See disassembler.cpp and tests/test_compiler.cpp.

Output Format

== <script> ==
0000     1  CONSTANT          0   ; 10
0002     |  DEF_GLOBAL        1   ; n
0004     |  GET_GLOBAL        1   ; n
0006     |  CONSTANT          2   ; 1
0008     |  ADD
0009     |  PRINT
000a     |  RETURN

Per line:

  • 4-hex-digit byte offset.
  • Source line number, or | if same as previous (visual grouping).
  • Opcode name.
  • Operand (right-aligned), with a ; comment showing the resolved constant or scope info.

The format owes everything to Crafting Interpreters' Lox disassembler.

The Dispatcher

Each opcode falls into one of four "shapes":

case Op::Constant:     consumed = constantInstr("CONSTANT", chunk, offset, os); break;
case Op::Pop:          consumed = simple("POP", os); break;
case Op::GetLocal:     consumed = byteInstr("GET_LOCAL", chunk, offset, os); break;
case Op::Jump:         consumed = jumpInstr("JUMP",          +1, chunk, offset, os); break;
case Op::Loop:         consumed = jumpInstr("LOOP",          -1, chunk, offset, os); break;
  • simple — opcode only, advances 1 byte.
  • byteInstr — opcode + 1 operand byte, advances 2.
  • constantInstr — opcode + 1 operand byte (constants index), advances 2, resolves and prints the value.
  • jumpInstr — opcode + 2 operand bytes (big-endian), advances 3, computes and prints the target offset.

disassembleInstruction returns consumed so the outer loop knows how many bytes to skip. This is the same shape your VM dispatch loop will have (cp-07) — the disassembler and VM are isomorphic structurally; the VM swaps "print this" for "execute this".

Test Strategy

Two complementary approaches:

(a) Exact opcode sequence

For short programs where the lowering is fully predictable:

auto out = compileSource("print 1 + 2 * 3;");
CHECK(opsMatch(out.chunk,
    {Op::Constant, Op::Constant, Op::Constant, Op::Mul, Op::Add,
     Op::Print, Op::Return}));

opsMatch walks the byte stream, extracts only the opcodes (skipping operand bytes by knowing the size of each opcode), and compares the resulting vector<Op> to your expected list. It's robust to operand-value churn — if Op::Constant's constant-pool slot changes, the test still passes; only the opcode shape matters.

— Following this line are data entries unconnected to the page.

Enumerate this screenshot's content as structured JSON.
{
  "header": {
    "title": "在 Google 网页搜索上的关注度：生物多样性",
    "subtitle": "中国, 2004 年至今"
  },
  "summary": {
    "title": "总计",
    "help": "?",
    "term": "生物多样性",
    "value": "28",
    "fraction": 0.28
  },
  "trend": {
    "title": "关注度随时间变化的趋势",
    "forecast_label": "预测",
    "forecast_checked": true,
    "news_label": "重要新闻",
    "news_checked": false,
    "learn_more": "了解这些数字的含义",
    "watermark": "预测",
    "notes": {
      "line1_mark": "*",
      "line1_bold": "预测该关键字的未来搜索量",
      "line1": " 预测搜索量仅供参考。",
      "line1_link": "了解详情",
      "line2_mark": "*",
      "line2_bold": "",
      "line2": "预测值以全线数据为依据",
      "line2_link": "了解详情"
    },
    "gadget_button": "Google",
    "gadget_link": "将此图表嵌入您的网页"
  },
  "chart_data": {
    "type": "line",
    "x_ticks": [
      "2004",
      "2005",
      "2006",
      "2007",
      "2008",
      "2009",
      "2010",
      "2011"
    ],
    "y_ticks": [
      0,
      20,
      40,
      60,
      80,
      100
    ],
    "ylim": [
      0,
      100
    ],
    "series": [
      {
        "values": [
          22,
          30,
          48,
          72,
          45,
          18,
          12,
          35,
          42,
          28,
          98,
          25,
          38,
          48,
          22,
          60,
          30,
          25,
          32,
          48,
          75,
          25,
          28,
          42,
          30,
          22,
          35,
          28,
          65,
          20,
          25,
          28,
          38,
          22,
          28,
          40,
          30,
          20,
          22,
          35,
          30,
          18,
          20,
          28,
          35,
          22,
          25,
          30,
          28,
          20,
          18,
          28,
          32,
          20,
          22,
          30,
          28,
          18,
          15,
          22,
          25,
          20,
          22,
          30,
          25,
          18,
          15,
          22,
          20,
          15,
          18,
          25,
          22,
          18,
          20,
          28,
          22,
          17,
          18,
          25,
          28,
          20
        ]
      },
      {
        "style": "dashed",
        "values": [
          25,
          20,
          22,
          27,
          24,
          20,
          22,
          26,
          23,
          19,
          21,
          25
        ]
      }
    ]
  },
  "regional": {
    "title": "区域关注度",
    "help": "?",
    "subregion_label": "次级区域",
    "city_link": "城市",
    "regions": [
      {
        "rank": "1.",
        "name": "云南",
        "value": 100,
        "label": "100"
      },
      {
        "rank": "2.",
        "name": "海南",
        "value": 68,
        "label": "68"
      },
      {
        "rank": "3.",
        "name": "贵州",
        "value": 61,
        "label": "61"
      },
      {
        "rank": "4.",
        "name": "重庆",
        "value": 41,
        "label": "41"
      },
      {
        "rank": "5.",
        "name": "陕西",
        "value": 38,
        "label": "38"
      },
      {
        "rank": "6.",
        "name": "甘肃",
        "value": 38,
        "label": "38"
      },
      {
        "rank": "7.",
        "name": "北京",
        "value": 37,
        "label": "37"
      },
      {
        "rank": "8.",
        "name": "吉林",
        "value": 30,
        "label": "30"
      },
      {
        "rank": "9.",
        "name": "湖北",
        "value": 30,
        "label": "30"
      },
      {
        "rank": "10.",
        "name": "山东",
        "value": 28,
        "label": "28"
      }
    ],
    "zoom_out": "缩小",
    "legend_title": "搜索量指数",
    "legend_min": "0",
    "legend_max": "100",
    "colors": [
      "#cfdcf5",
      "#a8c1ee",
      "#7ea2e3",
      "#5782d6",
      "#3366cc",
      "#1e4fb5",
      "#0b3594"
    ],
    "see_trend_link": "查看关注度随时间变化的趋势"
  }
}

(b) Substring match on the disassembly

For control flow where exact jump offsets are noisy but landmark opcodes matter:

CHECK_CONTAINS(out.disasm, "LOOP");
CHECK_CONTAINS(out.disasm, "JUMP_IF_FALSE");

Use this when the presence of an opcode is the assertion, not the exact byte sequence.

Negative tests

auto out = compileSource("{ let a = 1; a = 2; }");
CHECK(!out.compiledOk);
CHECK(/* "immutable" appears in some diagnostic */);

The compiler collects diagnostics without throwing, so tests can verify both the failure and the message text.

What the Tests Cover

  • Arithmetic / unary / logical operators emit the right opcodes in the right order.
  • Globals get DEF_GLOBAL/GET_GLOBAL/SET_GLOBAL; locals get GET_LOCAL/SET_LOCAL.
  • Block scope correctly emits per-local Pop on exit.
  • let immutability is enforced.
  • if/else and while emit Jump/JumpIfFalse/Loop correctly with paired Pops.
  • String constants are deduplicated in the pool.
  • The line table has the same length as the code stream and contains real source line numbers.
  • fn declarations and calls emit clear "deferred to cp-07" diagnostics.
  • Same-scope local redeclaration errors at resolve or compile time.
  • Short-circuit && lowers exactly as expected.

That's 15 tests covering all currently-supported features and the principled subset of unsupported ones.

Using the Disassembler at the REPL

echo 'var x = 0; while (x < 3) { x = x + 1; print x; }' | ./build/mlc

Read the output as a sanity check on any compiler change you make. cp-07's VM will replay these same bytes.

Self-Check

  • What does a typical disassembled IfStmt look like? Predict the line count.
  • Why is opsMatch (a) preferable to a string compare on the disassembly for short programs?
  • How would you extend the disassembler to print stack-effect estimates next to each opcode?